Push the changes on your branch to remote and create a new PR. This should be reviewed and approved by a colleague in the Data Management team before being merged into main.

Once the chages are merged they will be picked up by the nightly Airflow jobs which will build an updated dataset.
Run action workflow (optional)
Optionally, if you don’t want to wait until the next day, you can manually execute the workflow that usually runs overnight yourself in order to be able to check if the data is actually on the platform. Simply follow the instructions in the guide for triggering a collection manually.

Endpoint edge-cases

Handling Combined Endpoints

Note that, when adding an endpoint that feeds into separate datasets or pipelines (such as an endpoint with data for tree-preservation-zone and tree), the pipeline field in the import.csv file should be formatted to contains both datasets as follows:

pipelines
tree-preservation-zone;tree

When handling this type of endpoint, two possible scenarios may arise.

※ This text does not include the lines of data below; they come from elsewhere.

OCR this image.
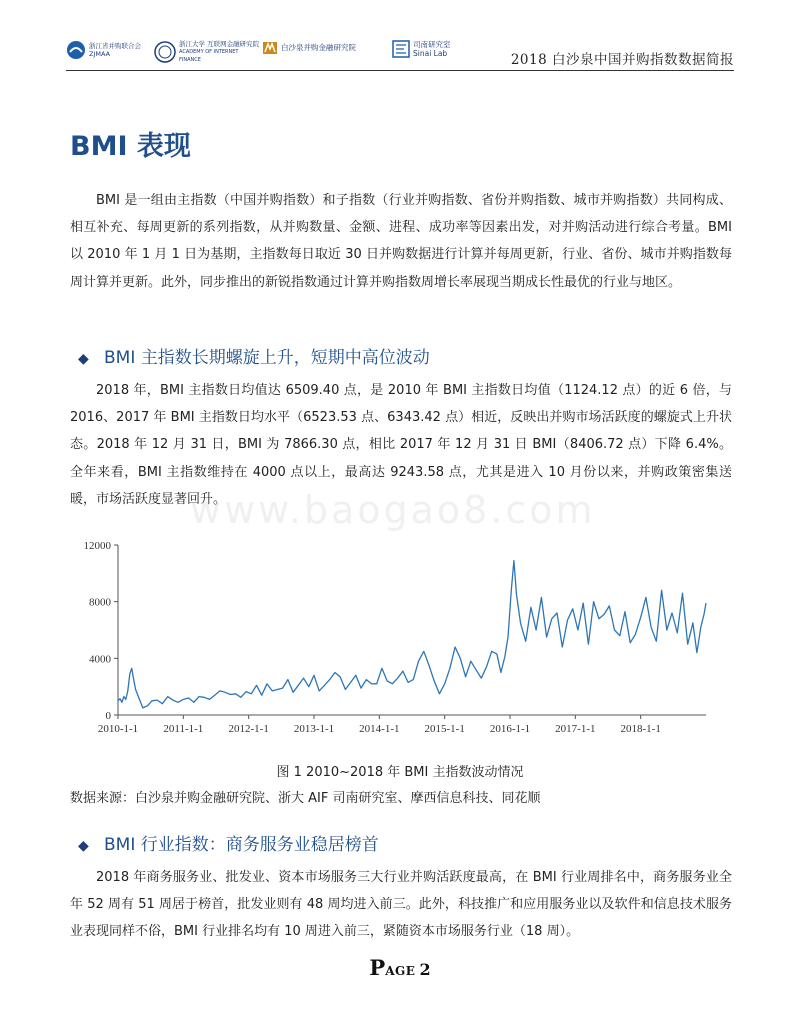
浙江省并购联合会
ZJMAA
浙江大学 互联网金融研究院
ACADEMY OF INTERNET FINANCE
白沙泉并购金融研究院	司南研究室
Sinai Lab	2018 白沙泉中国并购指数数据简报
BMI 表现
BMI 是一组由主指数（中国并购指数）和子指数（行业并购指数、省份并购指数、城市并购指数）共同构成、相互补充、每周更新的系列指数，从并购数量、金额、进程、成功率等因素出发，对并购活动进行综合考量。BMI 以 2010 年 1 月 1 日为基期，主指数每日取近 30 日并购数据进行计算并每周更新，行业、省份、城市并购指数每周计算并更新。此外，同步推出的新锐指数通过计算并购指数周增长率展现当期成长性最优的行业与地区。
◆ BMI 主指数长期螺旋上升，短期中高位波动
2018 年，BMI 主指数日均值达 6509.40 点，是 2010 年 BMI 主指数日均值（1124.12 点）的近 6 倍，与 2016、2017 年 BMI 主指数日均水平（6523.53 点、6343.42 点）相近，反映出并购市场活跃度的螺旋式上升状态。2018 年 12 月 31 日，BMI 为 7866.30 点，相比 2017 年 12 月 31 日 BMI（8406.72 点）下降 6.4%。全年来看，BMI 主指数维持在 4000 点以上，最高达 9243.58 点，尤其是进入 10 月份以来，并购政策密集送暖，市场活跃度显著回升。
www.baogao8.com
0
4000
8000
12000
2010-1-1 2011-1-1 2012-1-1 2013-1-1 2014-1-1 2015-1-1 2016-1-1 2017-1-1 2018-1-1
图 1 2010~2018 年 BMI 主指数波动情况
数据来源：白沙泉并购金融研究院、浙大 AIF 司南研究室、摩西信息科技、同花顺
◆ BMI 行业指数：商务服务业稳居榜首
2018 年商务服务业、批发业、资本市场服务三大行业并购活跃度最高，在 BMI 行业周排名中，商务服务业全年 52 周有 51 周居于榜首，批发业则有 48 周均进入前三。此外，科技推广和应用服务业以及软件和信息技术服务业表现同样不俗，BMI 行业排名均有 10 周进入前三，紧随资本市场服务行业（18 周）。
PAGE 2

The endpoint includes two datasets: one spatial and one non-spatial - It may be necessary to use separate columns as a reference field for each dataset. In such cases, add a column mapping for each dataset contained within the endpoint in the column.csv file.
The endpoint includes two datasets both being spatial - For scenarios where the endpoint includes a column that determines the dataset, use the filter.csv file. Follow the instructions in ‘TPZ and Tree data in the same endpoint’ for this scenario.

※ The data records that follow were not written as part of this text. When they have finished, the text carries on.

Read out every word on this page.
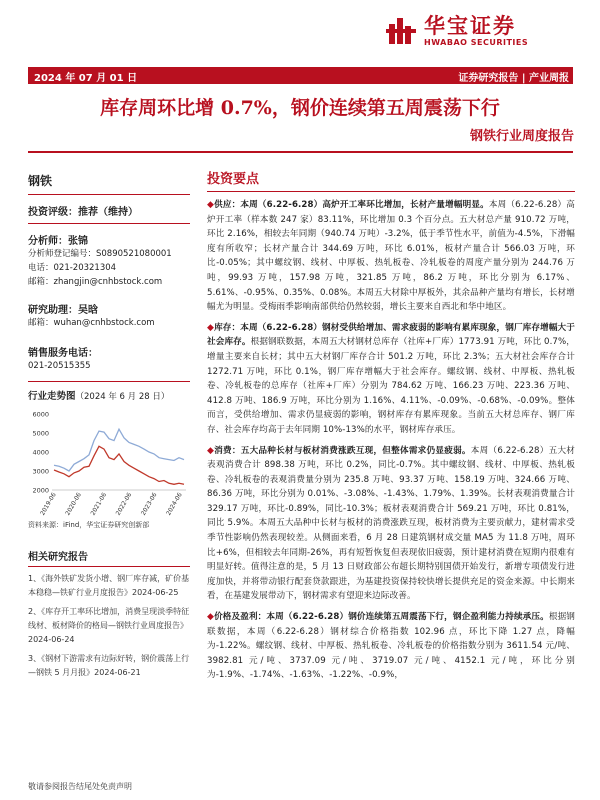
华宝证券
HWABAO SECURITIES
2024 年 07 月 01 日	证券研究报告 | 产业周报
库存周环比增 0.7%，钢价连续第五周震荡下行
钢铁行业周度报告
钢铁
投资评级：推荐（维持）
分析师：张锦
分析师登记编号：S0890521080001
电话：021-20321304
邮箱：zhangjin@cnhbstock.com
研究助理：吴晗
邮箱：wuhan@cnhbstock.com
销售服务电话：
021-20515355
行业走势图（2024 年 6 月 28 日）
6000
5000
4000
3000
2000
2019-06 2020-06 2021-06 2022-06 2023-06 2024-06
资料来源：iFind，华宝证券研究创新部
相关研究报告
1、《海外铁矿发货小增、钢厂库存减，矿价基本稳稳—铁矿行业月度报告》2024-06-25
2、《库存开工率环比增加，消费呈现淡季特征 线材、板材降价的格局—钢铁行业周度报告》2024-06-24
3、《钢材下游需求有边际好转，钢价震荡上行—钢铁 5 月月报》2024-06-21
投资要点
◆供应：本周（6.22-6.28）高炉开工率环比增加，长材产量增幅明显。本周（6.22-6.28）高炉开工率（样本数 247 家）83.11%，环比增加 0.3 个百分点。五大材总产量 910.72 万吨，环比 2.16%，相较去年同期（940.74 万吨）-3.2%，低于季节性水平，前值为-4.5%，下滑幅度有所收窄；长材产量合计 344.69 万吨，环比 6.01%，板材产量合计 566.03 万吨，环比-0.05%；其中螺纹钢、线材、中厚板、热轧板卷、冷轧板卷的周度产量分别为 244.76 万吨，99.93 万吨，157.98 万吨，321.85 万吨，86.2 万吨，环比分别为 6.17%、5.61%、-0.95%、0.35%、0.08%。本周五大材除中厚板外，其余品种产量均有增长，长材增幅尤为明显。受梅雨季影响南部供给仍然较弱，增长主要来自西北和华中地区。
◆库存：本周（6.22-6.28）钢材受供给增加、需求疲弱的影响有累库现象，钢厂库存增幅大于社会库存。根据钢联数据，本周五大材钢材总库存（社库+厂库）1773.91 万吨，环比 0.7%，增量主要来自长材；其中五大材钢厂库存合计 501.2 万吨，环比 2.3%；五大材社会库存合计 1272.71 万吨，环比 0.1%，钢厂库存增幅大于社会库存。螺纹钢、线材、中厚板、热轧板卷、冷轧板卷的总库存（社库+厂库）分别为 784.62 万吨、166.23 万吨、223.36 万吨、412.8 万吨、186.9 万吨，环比分别为 1.16%、4.11%、-0.09%、-0.68%、-0.09%。整体而言，受供给增加、需求仍显疲弱的影响，钢材库存有累库现象。当前五大材总库存、钢厂库存、社会库存均高于去年同期 10%-13%的水平，钢材库存承压。
◆消费：五大品种长材与板材消费涨跌互现，但整体需求仍显疲弱。本周（6.22-6.28）五大材表观消费合计 898.38 万吨，环比 0.2%，同比-0.7%。其中螺纹钢、线材、中厚板、热轧板卷、冷轧板卷的表观消费量分别为 235.8 万吨、93.37 万吨、158.19 万吨、324.66 万吨、86.36 万吨，环比分别为 0.01%、-3.08%、-1.43%、1.79%、1.39%。长材表观消费量合计 329.17 万吨，环比-0.89%，同比-10.3%；板材表观消费合计 569.21 万吨，环比 0.81%，同比 5.9%。本周五大品种中长材与板材的消费涨跌互现，板材消费为主要贡献力，建材需求受季节性影响仍然表现较差。从侧面来看，6 月 28 日建筑钢材成交量 MA5 为 11.8 万吨，周环比+6%，但相较去年同期-26%，再有短暂恢复但表现依旧疲弱，预计建材消费在短期内很难有明显好转。值得注意的是，5 月 13 日财政部公布超长期特别国债开始发行，新增专项债发行进度加快，并将带动银行配套贷款跟进，为基建投资保持较快增长提供充足的资金来源。中长期来看，在基建发展带动下，钢材需求有望迎来边际改善。
◆价格及盈利：本周（6.22-6.28）钢价连续第五周震荡下行，钢企盈利能力持续承压。根据钢联数据，本周（6.22-6.28）钢材综合价格指数 102.96 点，环比下降 1.27 点，降幅为-1.22%。螺纹钢、线材、中厚板、热轧板卷、冷轧板卷的价格指数分别为 3611.54 元/吨、3982.81 元/吨、3737.09 元/吨、3719.07 元/吨、4152.1 元/吨，环比分别为-1.9%、-1.74%、-1.63%、-1.22%、-0.9%，
敬请参阅报告结尾处免责声明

TPZ and Tree data in the same endoint

We might receive an endpoint that contains both Tree and TPZ data. When this happens we can usually use a filter.csv configuration to process a subset of the endpoint data for each dataset. Data supplied like this should have a tree-preservation-zone-type field for the TPZ data, which should contain one of area, woodland or group for TPZs and individual for trees.

NOTE!
filter.csv config for a dataset will only work with a field that is in the dataset schema, and the tree-preservation-zone-type is not in the tree schema. So if you need to filter tree data using this field, it will first need to be mapped to a field in the tree schema that can then be used by filter.csv. You can use the tree-preservation-order-tree field (which isn’t in the website guidance or tech spec, but is in the specification repo spec), like this example in column.csv.

For example:

column.csv config

dataset,endpoint,resource,column,field,start-date,end-date,entry-date
tree,d6abdbc3123bc4b60ee9d34ab1ec52dda34d67e6260802df6a944a5f7d09352b,,tree_preservation_zone_type,tree-preservation-order-tree,,,

filter.csv config

dataset,resource,field,pattern,entry-number,start-date,end-date,entry-date,endpoint
tree-preservation-zone,,tree-preservation-zone-type,(?!Individual),,,,,d6abdbc3123bc4b60ee9d34ab1ec52dda34d67e6260802df6a944a5f7d09352b
tree,,tree-preservation-order-tree,Individual,,,,,d6abdbc3123bc4b60ee9d34ab1ec52dda34d67e6260802df6a944a5f7d09352b

Tree data with polygon instead of point

By default, the tree dataset wkt field (which is the incoming geometry from the resource) is mapped to point, with by a global mapping in column.csv. When a provider gives us a polygon data instead of a point, we need to add a mapping in the column.csvfile for the specific endpoint or resource from wkt to geometry which will override the default mapping.

For example:

tree,422e2a9f2fb1d809d8849e05556aa7c232060673c1cc51d84bcf9bb586d5de52,,WKT,geometry,,,

As an example, this datasette query shows a resource where we were provided a polygon dataset for tree so we mapped wkt to geometry.
Whereas this one was a point format so we did not need to override the mapping. You’ll notice that the field related to the column wkt is point.